Many electronics contain hazardous and potentially harmful substances, so properly recycling them is crucial to preventing environmental harm. Fluorescent and mercury lamps, for example, can be disassembled and reused to avoid landfills. The lamp’s components are crushed and separated into glass, metal, and phosphor powder. The metal and glass are sold and repurposed, while the phosphor powder is distilled to recover mercury that can be used again.
There are several regulations that include requirements that affect how solar panel, lithium battery, and electronics waste may be disposed of.
The Resource Conservation Recovery Act (RCRA) of 1976 is the law that created the framework for managing hazardous and non hazardous waste. It authorizes the Environmental Protection Agency (EPA) to control hazardous waste from its initial development through its lifecycle, to its final disposal, from “cradle to grave.”
Under RCRA it is illegal to dispose of hazardous materials as a solid waste. Accordingly, some components in spent solar panels, batteries, mercury containing lamps, computers and electronics may be categorized as hazardous waste. Fines for environmental noncompliance can be up to $74,552 per occurrence per day.

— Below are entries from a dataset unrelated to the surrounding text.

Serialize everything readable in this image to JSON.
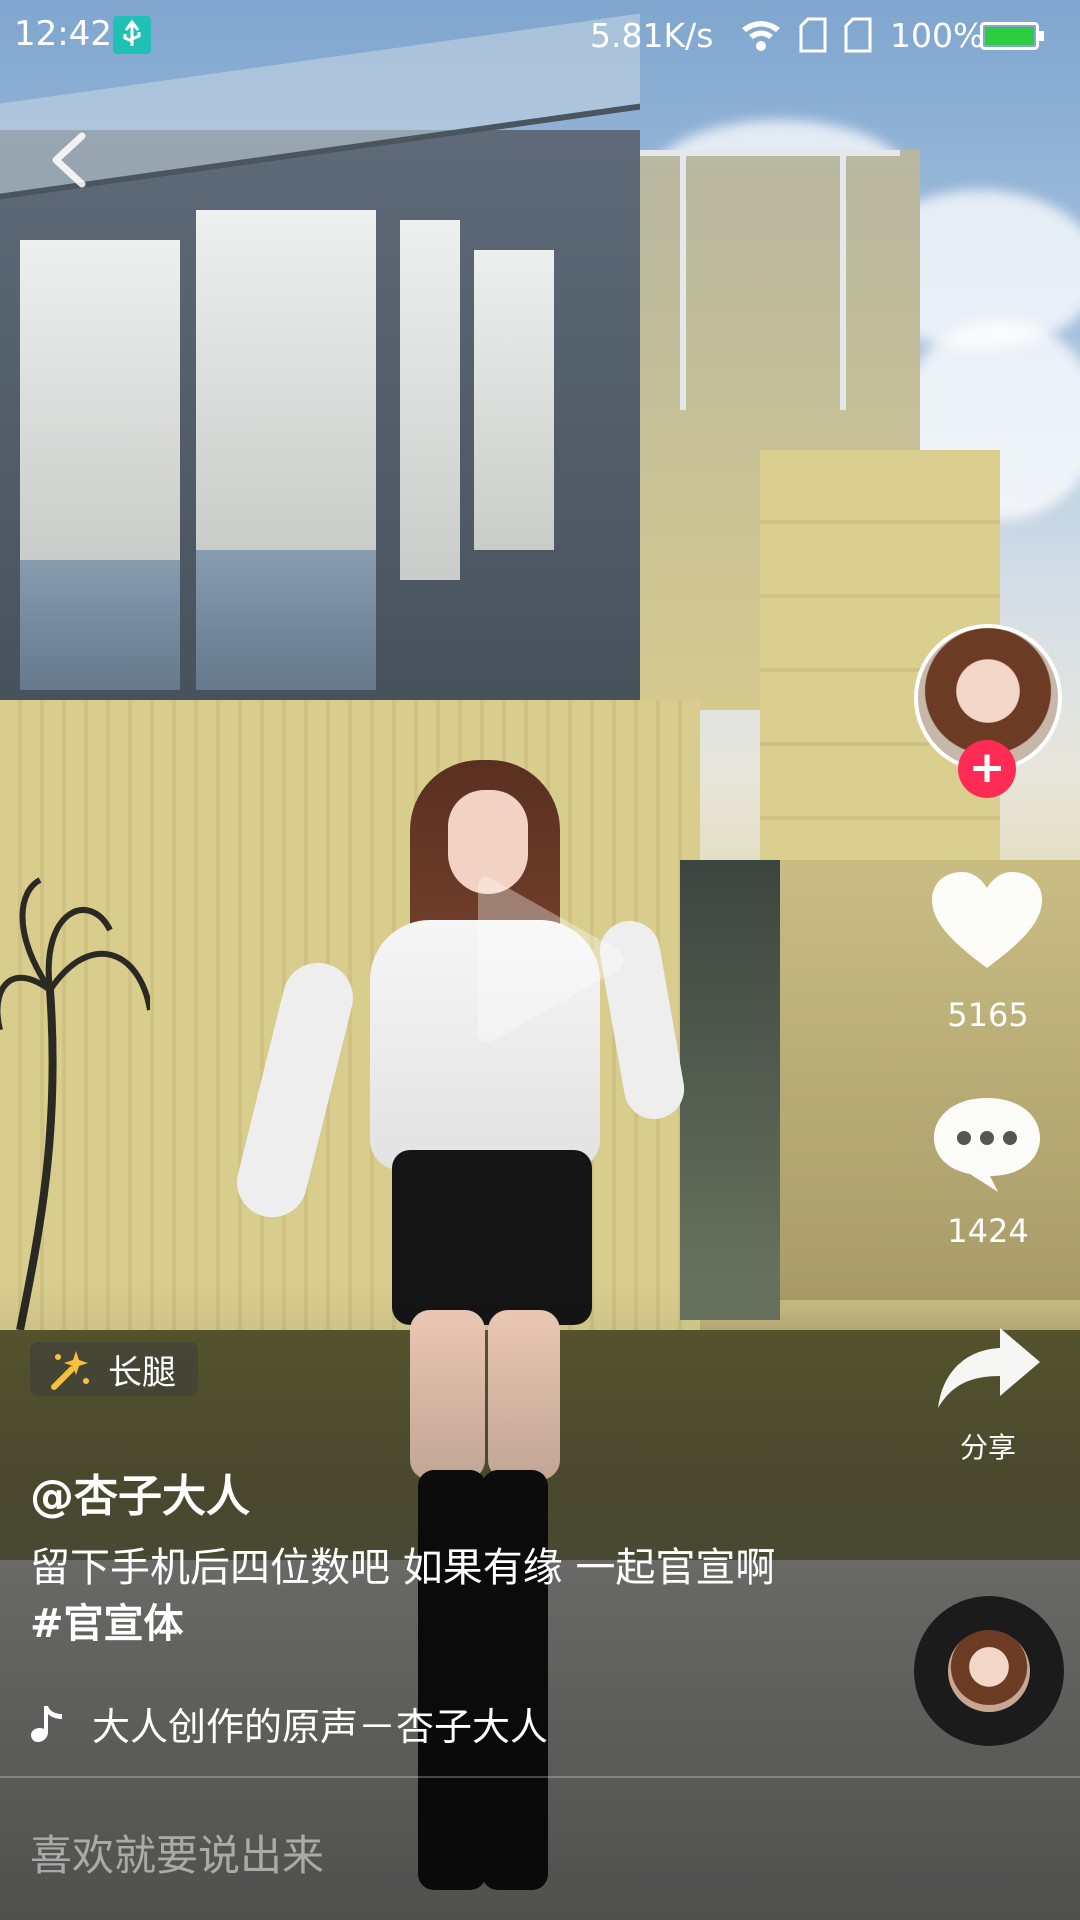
{
  "status_bar": {
    "time": "12:42",
    "speed": "5.81K/s",
    "battery": "100%",
    "icons": [
      "usb-icon",
      "wifi-icon",
      "sim-icon",
      "sim-icon",
      "battery-icon"
    ]
  },
  "nav": {
    "back_icon": "chevron-left-icon"
  },
  "player": {
    "play_icon": "play-icon"
  },
  "actions": {
    "likes": "5165",
    "comments": "1424",
    "share_label": "分享",
    "follow_symbol": "+"
  },
  "post": {
    "tag": "长腿",
    "author": "@杏子大人",
    "caption_text": "留下手机后四位数吧 如果有缘 一起官宣啊",
    "hashtag": "#官宣体",
    "music": "大人创作的原声－杏子大人"
  },
  "comment_bar": {
    "placeholder": "喜欢就要说出来"
  },
  "colors": {
    "accent": "#fe2c55",
    "usb": "#1fc0b5",
    "battery": "#2ecc40"
  }
}
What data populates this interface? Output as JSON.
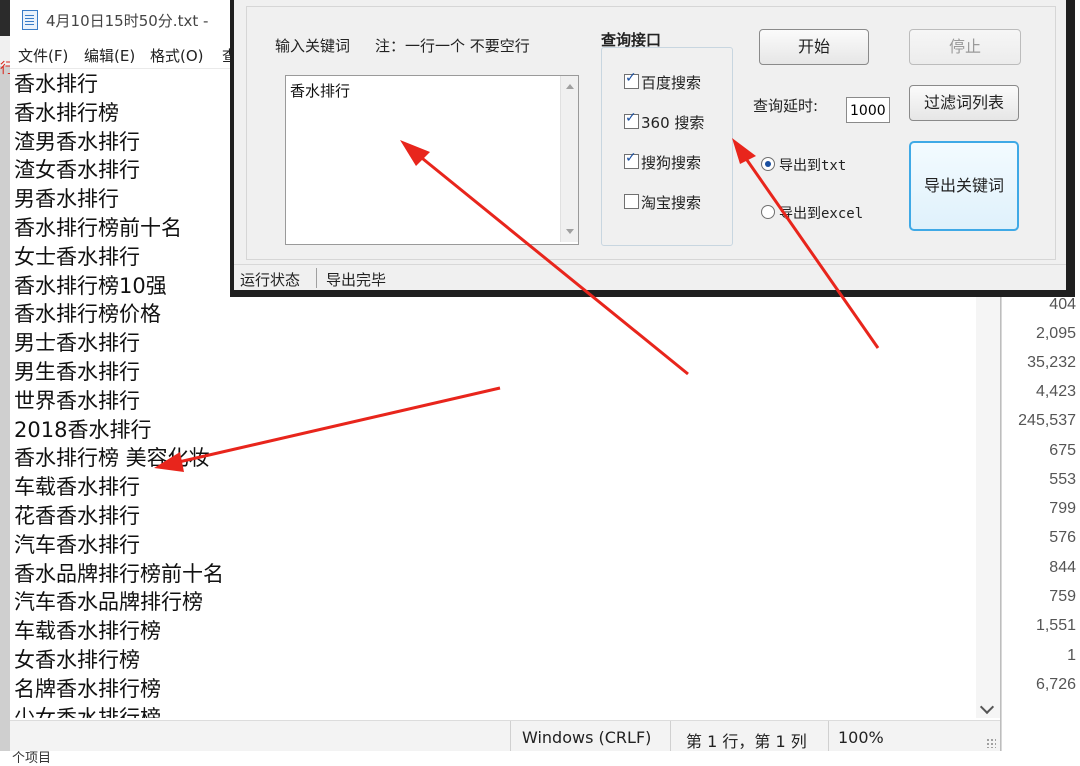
{
  "notepad": {
    "title": "4月10日15时50分.txt -",
    "menu": [
      "文件(F)",
      "编辑(E)",
      "格式(O)",
      "查"
    ],
    "lines": [
      "香水排行",
      "香水排行榜",
      "渣男香水排行",
      "渣女香水排行",
      "男香水排行",
      "香水排行榜前十名",
      "女士香水排行",
      "香水排行榜10强",
      "香水排行榜价格",
      "男士香水排行",
      "男生香水排行",
      "世界香水排行",
      "2018香水排行",
      "香水排行榜 美容化妆",
      "车载香水排行",
      "花香香水排行",
      "汽车香水排行",
      "香水品牌排行榜前十名",
      "汽车香水品牌排行榜",
      "车载香水排行榜",
      "女香水排行榜",
      "名牌香水排行榜",
      "少女香水排行榜"
    ],
    "status": {
      "line_ending": "Windows (CRLF)",
      "position": "第 1 行，第 1 列",
      "zoom": "100%"
    }
  },
  "background_numbers": [
    "404",
    "2,095",
    "35,232",
    "4,423",
    "245,537",
    "675",
    "553",
    "799",
    "576",
    "844",
    "759",
    "1,551",
    "1",
    "6,726"
  ],
  "bottom_partial_text": "个项目",
  "tool": {
    "keyword_label": "输入关键词",
    "note_label": "注：一行一个 不要空行",
    "keyword_text": "香水排行",
    "interface_label": "查询接口",
    "interfaces": [
      {
        "label": "百度搜索",
        "checked": true
      },
      {
        "label": "360 搜索",
        "checked": true
      },
      {
        "label": "搜狗搜索",
        "checked": true
      },
      {
        "label": "淘宝搜索",
        "checked": false
      }
    ],
    "start_button": "开始",
    "stop_button": "停止",
    "delay_label": "查询延时:",
    "delay_value": "1000",
    "filter_button": "过滤词列表",
    "export_txt": "导出到txt",
    "export_excel": "导出到excel",
    "export_button": "导出关键词",
    "status_label": "运行状态",
    "status_value": "导出完毕"
  },
  "colors": {
    "arrow": "#e8251c",
    "export_border": "#3fa9e6",
    "tool_frame": "#1f1f1f"
  }
}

The Comprehensive Environmental Response, Compensation, and Liability Act (CERCLA) of 1980 established a program for the investigation and cleanup of facilities that released any hazardous waste substance into the environment. Initially funded through a ‘Superfund’ tax, the legal and financial liability is “cradle to grave”: the liability exists as long as the waste, like a circuit board or lamp, remains.
Under CERCLA the liability is strict and is imposed in the absence of fault, knowledge, intent, negligence, breach of contract, or any other direct or indirect wrongdoing by the person held responsible. The superfund liability is “joint and several”: each party involved is individually liable for the entire cost of cleanup. Under the Superfund law, no contract, indemnification or any other agreement among the parties can remove this potential liability from any of the parties, and there is no small quantity exemption from the liability.
Recycling lithium batteries, solar panels, and electronics is a way to reduce environmental impact and the need for new resources. On the other hand, there are strict penalties for not disposing of them properly.
In order to build a sustainable future, the options can’t be viewed solely on an economic basis. Recycling can be more expensive. As an example, solar panels cost about one dollar to toss in a landfill and about 20 dollars to recycle. So why recycle?
The answer is because it is the right thing to do, morally, ethically, environmentally and, possibly, legally. If you add your solar panels to a landfill at the end of their life, then you’re adding to pollution, putting a further strain on limited resources, and offsetting some of the good you did by switching to solar.
Recycling, recovery, beneficial reuse, waste to energy — these are the management methods that will help bring about the circular economy. Avoiding these methods now potentially means regulatory fines in the short run and much larger, more serious costs for the planet moving forward.